The plans - personified to many by Greater Manchester mayor Andy Burnham - are being considered by the party as part of a set of constitutional reforms which Mr Sarwar regards as key priority for a new UK government led by Sir Keir Starmer. 

Mr Sarwar put forward the proposal as he also suggested that Labour would give more financial powers to councils along with powers around transport infrastructure, capital investment and economic regeneration.

Speaking at a fringe event at the Labour Party conference in Liverpool he said local government in Scotland had been "absolutely decimated".

Mr Sarwar said: "One of the biggest [questions] in Scotland as we head towards the 2026 Scottish Parliament election will be: 'How do you reform local government? How do you strengthen local government in Scotland?'

"Because at the moment, it's absolutely decimated."

He added: "There's starting to be a creeping demand for some kind of mayors model in Scotland.

"I'll go back to the pandemic. I think about that really powerful moment when [Greater Manchester mayor] Andy Burnham with all the local authority leaders across Greater Manchester, stood in front of the public hall demanding a meeting around some of the Covid restrictions.

"A very similar situation happened, for example, in Glasgow, where Glasgow had a more restrictive at Covid policy than other parts of Scotland, but there was no one standing outside the public hall, the city chambers, demanding and speaking for Glasgow.

"I often think about if we had that regional mayor body, whether that dynamic would have been fundamentally different in Scotland.

"I think people have seen that mayors work."

When asked after the event what extra powers he would like local authorities to have, Mr Sarwar said: "Economic development has to be really crucial. So putting growth back into our country is the number one priority because it's the fruits of that growth that will allow us to reform our public services."

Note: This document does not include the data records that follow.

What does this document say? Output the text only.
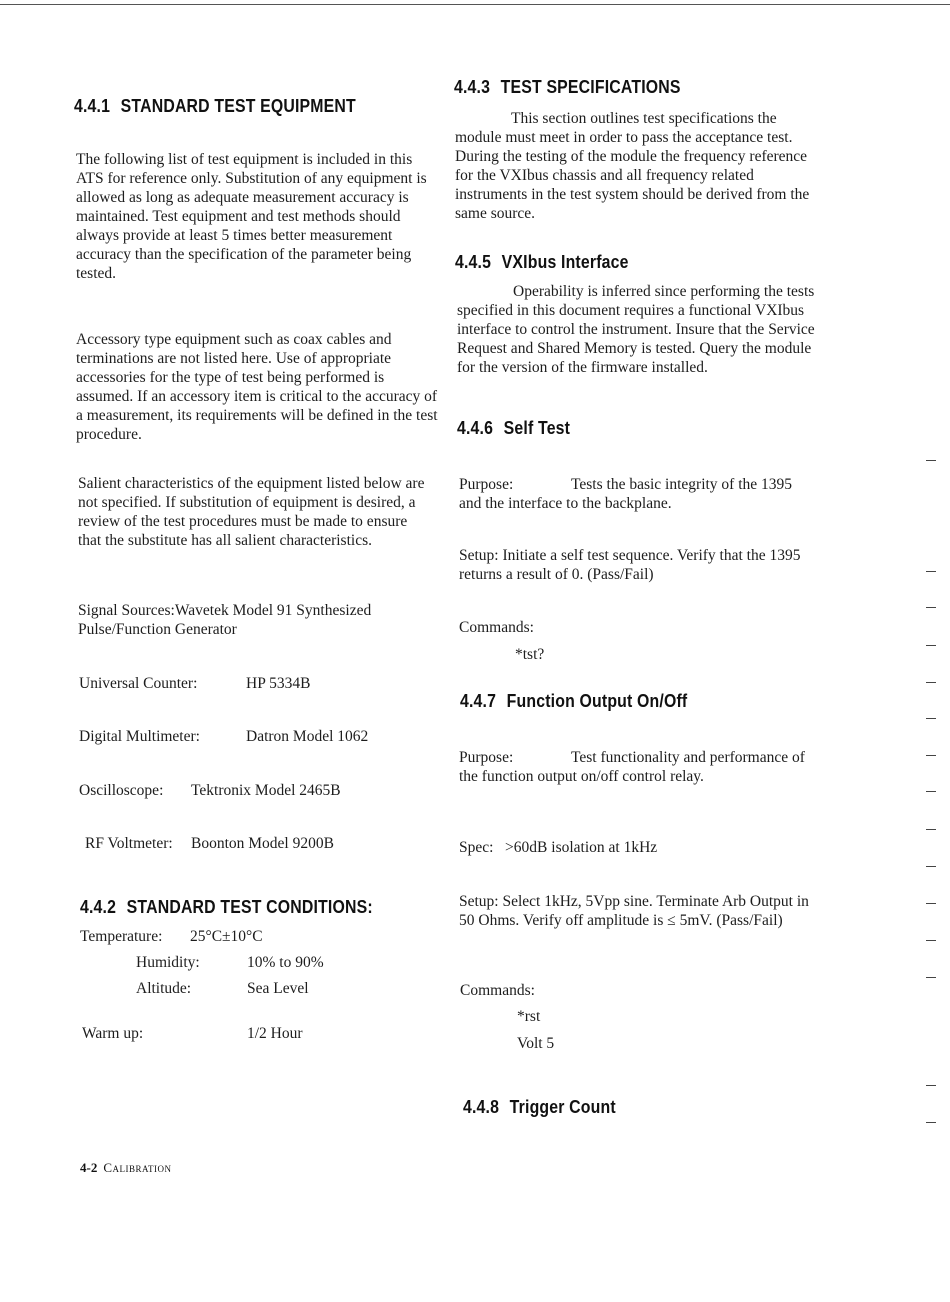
4.4.1 STANDARD TEST EQUIPMENT

The following list of test equipment is included in this ATS for reference only. Substitution of any equipment is allowed as long as adequate measurement accuracy is maintained. Test equipment and test methods should always provide at least 5 times better measurement accuracy than the specification of the parameter being tested.

Accessory type equipment such as coax cables and terminations are not listed here. Use of appropriate accessories for the type of test being performed is assumed. If an accessory item is critical to the accuracy of a measurement, its requirements will be defined in the test procedure.

Salient characteristics of the equipment listed below are not specified. If substitution of equipment is desired, a review of the test procedures must be made to ensure that the substitute has all salient characteristics.

Signal Sources:Wavetek Model 91 Synthesized Pulse/Function Generator

Universal Counter:	HP 5334B
Digital Multimeter:	Datron Model 1062
Oscilloscope: Tektronix Model 2465B
RF Voltmeter: Boonton Model 9200B
4.4.2 STANDARD TEST CONDITIONS:
Temperature: 25°C±10°C
Humidity:	10% to 90%
Altitude:	Sea Level
Warm up:	1/2 Hour
4.4.3 TEST SPECIFICATIONS

This section outlines test specifications the module must meet in order to pass the acceptance test. During the testing of the module the frequency reference for the VXIbus chassis and all frequency related instruments in the test system should be derived from the same source.

4.4.5 VXIbus Interface

Operability is inferred since performing the tests specified in this document requires a functional VXIbus interface to control the instrument. Insure that the Service Request and Shared Memory is tested. Query the module for the version of the firmware installed.

4.4.6 Self Test
Purpose:	Tests the basic integrity of the 1395 and the interface to the backplane.

Setup: Initiate a self test sequence. Verify that the 1395 returns a result of 0. (Pass/Fail)

Commands:
*tst?
4.4.7 Function Output On/Off
Purpose:	Test functionality and performance of the function output on/off control relay.

Spec:   >60dB isolation at 1kHz

Setup: Select 1kHz, 5Vpp sine. Terminate Arb Output in 50 Ohms. Verify off amplitude is ≤ 5mV. (Pass/Fail)

Commands:
*rst
Volt 5
4.4.8 Trigger Count
4-2 Calibration
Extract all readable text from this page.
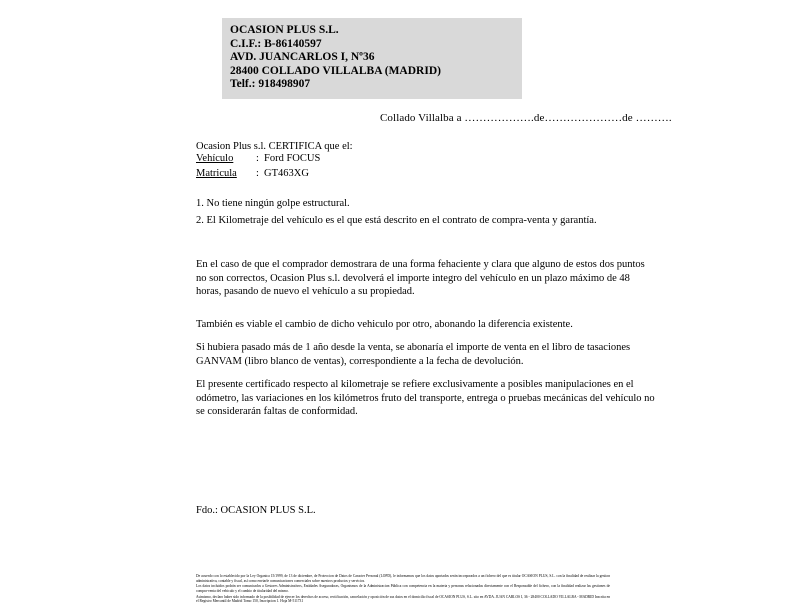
OCASION PLUS S.L.
C.I.F.: B-86140597
AVD. JUANCARLOS I, Nº36
28400 COLLADO VILLALBA (MADRID)
Telf.: 918498907
Collado Villalba a ……………….de…………………de ……….
Ocasion Plus s.l. CERTIFICA que el:
Vehículo	: Ford FOCUS
Matricula	: GT463XG
1. No tiene ningún golpe estructural.
2. El Kilometraje del vehículo es el que está descrito en el contrato de compra-venta y garantía.
En el caso de que el comprador demostrara de una forma fehaciente y clara que alguno de estos dos puntos no son correctos, Ocasion Plus s.l. devolverá el importe integro del vehículo en un plazo máximo de 48 horas, pasando de nuevo el vehículo a su propiedad.
También es viable el cambio de dicho vehiculo por otro, abonando la diferencia existente.
Si hubiera pasado más de 1 año desde la venta, se abonaría el importe de venta en el libro de tasaciones GANVAM (libro blanco de ventas), correspondiente a la fecha de devolución.
El presente certificado respecto al kilometraje se refiere exclusivamente a posibles manipulaciones en el odómetro, las variaciones en los kilómetros fruto del transporte, entrega o pruebas mecánicas del vehículo no se considerarán faltas de conformidad.
Fdo.: OCASION PLUS S.L.

De acuerdo con lo establecido por la Ley Organica 15/1999, de 13 de diciembre, de Proteccion de Datos de Caracter Personal (LOPD), le informamos que los datos aportados serán incorporados a un fichero del que es titular OCASION PLUS, S.L. con la finalidad de realizar la gestion administrativa, contable y fiscal, así como enviarle comunicaciones comerciales sobre nuestros productos y servicios.

Los datos incluidos podrán ser comunicados a Gestores Administrativos, Entidades Aseguradoras, Organismos de la Administracion Pública con competencia en la materia y personas relacionadas directamente con el Responsable del fichero, con la finalidad realizar las gestiones de compra-venta del vehiculo y el cambio de titularidad del mismo.

Asimismo, declaro haber sido informado de la posibilidad de ejercer los derechos de acceso, rectificación, cancelación y oposición de sus datos en el domicilio fiscal de OCASION PLUS, S.L. sito en AVDA. JUAN CARLOS I, 36 - 28400 COLLADO VILLALBA - MADRID Inscrita en el Registro Mercantil de Madrid Tomo 150, Inscripcion 1. Hoja M-511731
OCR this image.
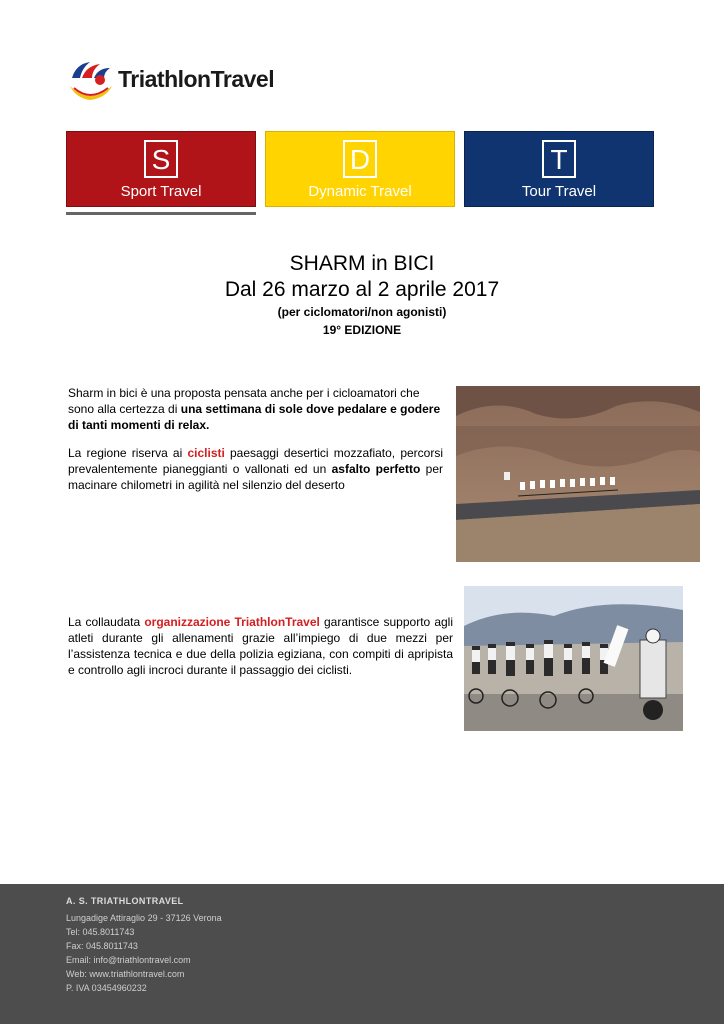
TriathlonTravel
S
Sport Travel
D
Dynamic Travel
T
Tour Travel
SHARM in BICI
Dal 26 marzo al 2 aprile 2017
(per ciclomatori/non agonisti)
19° EDIZIONE
Sharm in bici è una proposta pensata anche per i cicloamatori che sono alla certezza di una settimana di sole dove pedalare e godere di tanti momenti di relax.
La regione riserva ai ciclisti paesaggi desertici mozzafiato, percorsi prevalentemente pianeggianti o vallonati ed un asfalto perfetto per macinare chilometri in agilità nel silenzio del deserto
La collaudata organizzazione TriathlonTravel garantisce supporto agli atleti durante gli allenamenti grazie all’impiego di due mezzi per l’assistenza tecnica e due della polizia egiziana, con compiti di apripista e controllo agli incroci durante il passaggio dei ciclisti.
A. S. TRIATHLONTRAVEL
Lungadige Attiraglio 29 - 37126 Verona
Tel: 045.8011743
Fax: 045.8011743
Email: info@triathlontravel.com
Web: www.triathlontravel.com
P. IVA 03454960232
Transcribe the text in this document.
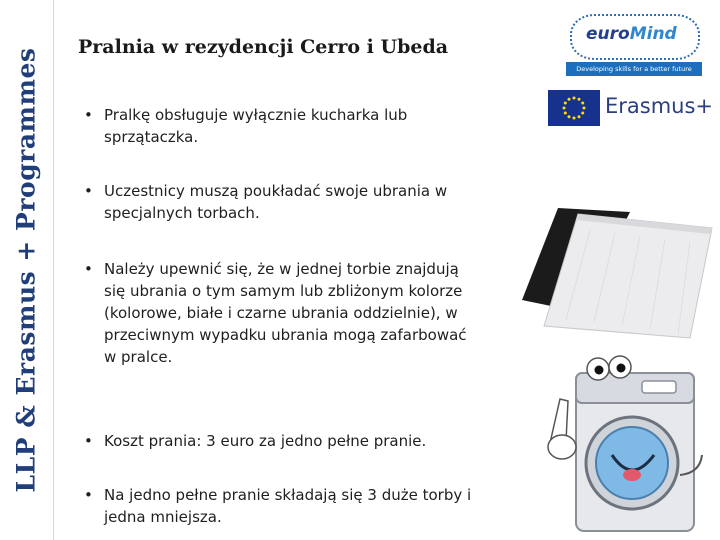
LLP & Erasmus + Programmes
Pralnia w rezydencji Cerro i Ubeda
• Pralkę obsługuje wyłącznie kucharka lub sprzątaczka.
• Uczestnicy muszą poukładać swoje ubrania w specjalnych torbach.
• Należy upewnić się, że w jednej torbie znajdują się ubrania o tym samym lub zbliżonym kolorze (kolorowe, białe i czarne ubrania oddzielnie), w przeciwnym wypadku ubrania mogą zafarbować w pralce.
• Koszt prania: 3 euro za jedno pełne pranie.
• Na jedno pełne pranie składają się 3 duże torby i jedna mniejsza.
euroMind
Developing skills for a better future
Erasmus+
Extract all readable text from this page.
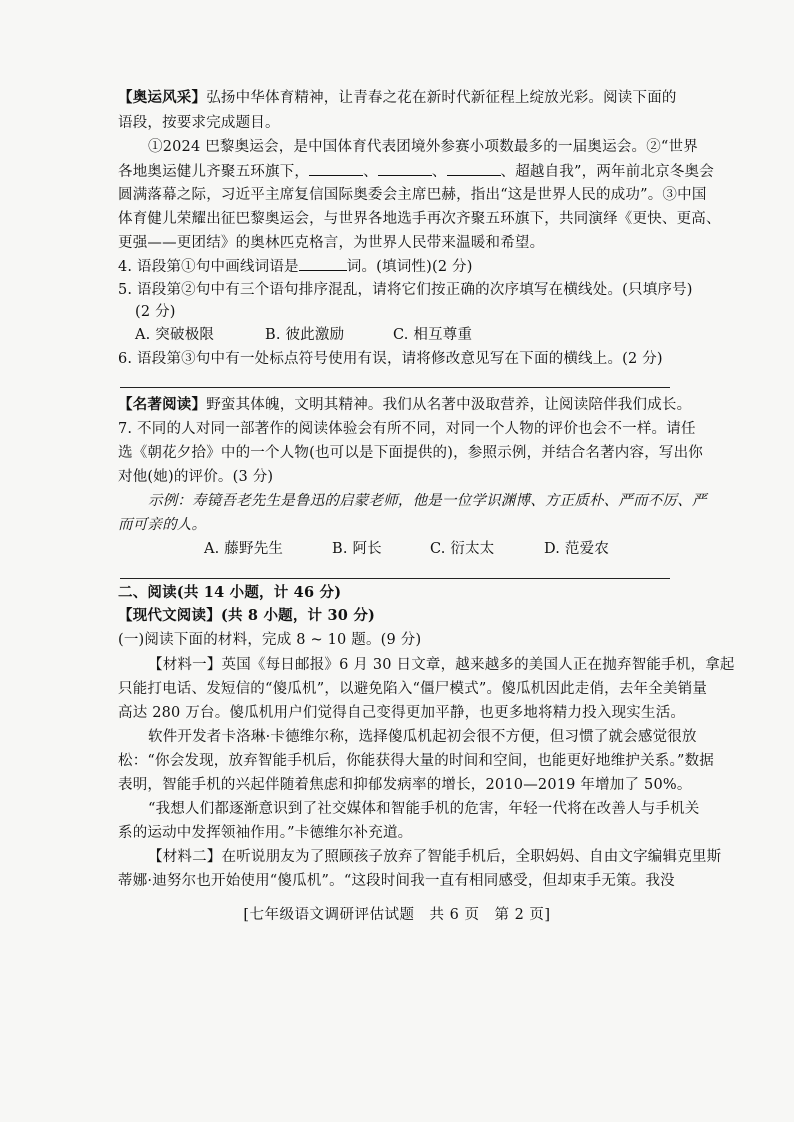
【奥运风采】弘扬中华体育精神，让青春之花在新时代新征程上绽放光彩。阅读下面的
语段，按要求完成题目。
①2024 巴黎奥运会，是中国体育代表团境外参赛小项数最多的一届奥运会。②“世界
各地奥运健儿齐聚五环旗下，	、	、	、超越自我”，两年前北京冬奥会
圆满落幕之际，习近平主席复信国际奥委会主席巴赫，指出“这是世界人民的成功”。③中国
体育健儿荣耀出征巴黎奥运会，与世界各地选手再次齐聚五环旗下，共同演绎《更快、更高、
更强——更团结》的奥林匹克格言，为世界人民带来温暖和希望。
4. 语段第①句中画线词语是	词。(填词性)(2 分)
5. 语段第②句中有三个语句排序混乱，请将它们按正确的次序填写在横线处。(只填序号)
(2 分)
A. 突破极限	B. 彼此激励	C. 相互尊重
6. 语段第③句中有一处标点符号使用有误，请将修改意见写在下面的横线上。(2 分)
【名著阅读】野蛮其体魄，文明其精神。我们从名著中汲取营养，让阅读陪伴我们成长。
7. 不同的人对同一部著作的阅读体验会有所不同，对同一个人物的评价也会不一样。请任
选《朝花夕拾》中的一个人物(也可以是下面提供的)，参照示例，并结合名著内容，写出你
对他(她)的评价。(3 分)
示例：寿镜吾老先生是鲁迅的启蒙老师，他是一位学识渊博、方正质朴、严而不厉、严
而可亲的人。
A. 藤野先生	B. 阿长	C. 衍太太	D. 范爱农
二、阅读(共 14 小题，计 46 分)
【现代文阅读】(共 8 小题，计 30 分)
(一)阅读下面的材料，完成 8 ~ 10 题。(9 分)
【材料一】英国《每日邮报》6 月 30 日文章，越来越多的美国人正在抛弃智能手机，拿起
只能打电话、发短信的“傻瓜机”，以避免陷入“僵尸模式”。傻瓜机因此走俏，去年全美销量
高达 280 万台。傻瓜机用户们觉得自己变得更加平静，也更多地将精力投入现实生活。
软件开发者卡洛琳·卡德维尔称，选择傻瓜机起初会很不方便，但习惯了就会感觉很放
松：“你会发现，放弃智能手机后，你能获得大量的时间和空间，也能更好地维护关系。”数据
表明，智能手机的兴起伴随着焦虑和抑郁发病率的增长，2010—2019 年增加了 50%。
“我想人们都逐渐意识到了社交媒体和智能手机的危害，年轻一代将在改善人与手机关
系的运动中发挥领袖作用。”卡德维尔补充道。
【材料二】在听说朋友为了照顾孩子放弃了智能手机后，全职妈妈、自由文字编辑克里斯
蒂娜·迪努尔也开始使用“傻瓜机”。“这段时间我一直有相同感受，但却束手无策。我没
[七年级语文调研评估试题　共 6 页　第 2 页]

He added: "I think giving local authorities economic powers, powers around transport infrastructure and capital investment around economic regeneration is going to be a huge opportunity to build that regional growth that allows us to do that public sector reform.

"Look at what happened in Covid. You had regional representation that was challenging national government and I think we were missing that in Scotland.

"I like the model of mayors but fundamentally it will be a decision for people in Scotland."

During the discussion, organised by the Institute for Government, the Scottish Labour leader told how the Labour government led by Tony Blair after the 1997 general election moved quickly to implement major constitutional changes including the establishment of the Scottish and Welsh parliaments suggesting the speed of reform should be replicated by a Starmer administration.

Former prime minister Gordon Brown published his report on the UK's Future last year which included plans to abolish the House of Lords and replace it with an elected second chamber, an assembly of regions and nations.

But with the prospect that the Lords' proposal could take considerable time and meet resistance among members of the upper house, which has a Conservative majority, Mr Sarwar said devolution changes should not wait for Lords reform. 

"Of course you have to do constitutional reform properly. You can't rush it and move in a haphazard way....but the challenge we are going to have is that there is a public demand to change the way we do our democracy," he told a fringe meeting at Labour's annual conference in Liverpool.

"I think if you think back to the 1997 government they didn't wait to do reform around our constitution. We had the Scottish Parliament in 1999 having won the election in 1997. That was a huge constitutional reform that came quickly."

He added that governments come in and have "political capital in those early days" to make "big, bold radical change" that governments didn't have the chance to do in their latter days.

"There are certain things we will have to do very very quickly," he said. "Resetting the relationship has to happen immediately."  

He continued: "There has to be a process put in place and you have to do it when you've got political capital, that's when you will have public opinion on your side to be able to drag things through rather than wait when you have a government that has more challenges.

"And let's be honest we are not going to have a huge amount of money to spend to do lots of things. Public service reform, early on, though it is something we want to do, will still have to demonstrate a change and those things we can do around the constitution, the relationship,

"Our challenge will be that we can't get into a situation where the Lords becomes a hand break on a Labour government that has a mandate to deliver its manifesto".